>gender may well be here to stay since i personally don't think we
>need to raise androgynous beings in order eradicate gender oppression
Androgyny is a gendered concept, as you can see from the composition of the word itself (the idea of androgyny -- the union of gendered opposites in one individual-- depends upon the world that divides human beings between "males" & "females" understood as opposites), so I'm not talking about androgyny when I say that if we get to abolish gender oppression, we can be liberated from gender. Think of it as liberation of biological & other differences from the modern "opposite genders" model.
Carrol wrote:
>But the interesting thing for present purposes is not whether "gender" will
>remain a category in the future -- the interesting question is why anyone
>*today* would be so obsessed with insisting that the category will so remain.

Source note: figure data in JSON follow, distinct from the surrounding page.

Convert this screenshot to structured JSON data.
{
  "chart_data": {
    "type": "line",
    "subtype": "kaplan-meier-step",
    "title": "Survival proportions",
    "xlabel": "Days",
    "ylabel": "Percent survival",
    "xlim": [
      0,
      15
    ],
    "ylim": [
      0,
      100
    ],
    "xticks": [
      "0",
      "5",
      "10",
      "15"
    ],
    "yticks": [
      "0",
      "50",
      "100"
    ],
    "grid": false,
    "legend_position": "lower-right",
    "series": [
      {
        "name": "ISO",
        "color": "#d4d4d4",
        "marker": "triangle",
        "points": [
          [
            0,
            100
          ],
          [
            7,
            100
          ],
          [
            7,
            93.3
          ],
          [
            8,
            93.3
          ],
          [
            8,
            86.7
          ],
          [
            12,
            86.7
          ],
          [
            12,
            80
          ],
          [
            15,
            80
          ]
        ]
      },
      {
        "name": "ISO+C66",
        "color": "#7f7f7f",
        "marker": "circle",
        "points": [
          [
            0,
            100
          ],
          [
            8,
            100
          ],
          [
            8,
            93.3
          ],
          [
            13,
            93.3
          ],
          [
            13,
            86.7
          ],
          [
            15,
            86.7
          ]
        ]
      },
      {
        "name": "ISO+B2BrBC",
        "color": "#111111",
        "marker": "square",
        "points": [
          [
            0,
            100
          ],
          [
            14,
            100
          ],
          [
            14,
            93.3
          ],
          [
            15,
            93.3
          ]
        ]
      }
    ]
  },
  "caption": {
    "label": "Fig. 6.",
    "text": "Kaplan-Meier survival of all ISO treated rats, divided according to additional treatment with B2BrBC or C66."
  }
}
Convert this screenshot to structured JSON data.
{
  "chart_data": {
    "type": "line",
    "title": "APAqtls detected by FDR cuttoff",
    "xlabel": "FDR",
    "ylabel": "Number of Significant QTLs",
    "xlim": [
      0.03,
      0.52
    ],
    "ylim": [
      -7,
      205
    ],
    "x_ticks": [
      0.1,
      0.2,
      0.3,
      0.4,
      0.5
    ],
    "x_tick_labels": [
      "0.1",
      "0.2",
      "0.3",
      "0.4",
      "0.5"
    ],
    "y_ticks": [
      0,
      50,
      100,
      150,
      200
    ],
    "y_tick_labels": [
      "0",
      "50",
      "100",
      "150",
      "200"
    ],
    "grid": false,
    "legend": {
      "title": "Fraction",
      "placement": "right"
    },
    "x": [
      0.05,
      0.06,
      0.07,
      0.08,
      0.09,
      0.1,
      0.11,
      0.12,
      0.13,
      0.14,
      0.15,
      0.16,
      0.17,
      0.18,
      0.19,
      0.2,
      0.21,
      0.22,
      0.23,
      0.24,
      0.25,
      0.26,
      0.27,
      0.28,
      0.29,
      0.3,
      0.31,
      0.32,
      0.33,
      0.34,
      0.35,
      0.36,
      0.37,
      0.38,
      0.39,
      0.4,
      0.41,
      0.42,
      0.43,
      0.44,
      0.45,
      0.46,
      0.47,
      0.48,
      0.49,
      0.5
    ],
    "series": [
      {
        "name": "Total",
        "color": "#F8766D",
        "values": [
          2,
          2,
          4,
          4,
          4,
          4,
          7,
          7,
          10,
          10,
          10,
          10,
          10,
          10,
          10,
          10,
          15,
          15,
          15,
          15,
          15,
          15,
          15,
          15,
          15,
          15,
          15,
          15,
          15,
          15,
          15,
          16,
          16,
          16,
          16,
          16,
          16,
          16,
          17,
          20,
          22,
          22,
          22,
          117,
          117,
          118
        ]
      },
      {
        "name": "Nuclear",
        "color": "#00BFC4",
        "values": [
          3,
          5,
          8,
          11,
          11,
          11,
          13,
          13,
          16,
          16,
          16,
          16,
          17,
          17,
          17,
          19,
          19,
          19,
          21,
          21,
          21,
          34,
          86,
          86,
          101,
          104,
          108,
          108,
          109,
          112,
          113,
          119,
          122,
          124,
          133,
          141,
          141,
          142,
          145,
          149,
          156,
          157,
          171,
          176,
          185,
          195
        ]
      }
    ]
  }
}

>Why this desperate clinging to the conviction that our current categorizations
>are eternal? Answering this question may be part of the work of clarifying the
>ideologies of male supremacy and of heterosexism.
>
>P.S. This debate is perhaps even more important when the subject is "race"
>rather than gender. There can be little doubt that anyone insisting on the
>continued relevance of the category of "race" in a non-racist world is racist.
>The belief in the biological reality of race is more or less
>fundamental to all
>racist ideology.
What's difficult to accept for many people is that X -- be it race or gender -- is neither eternal nor biologically determined & that historically determined categories have transient existence.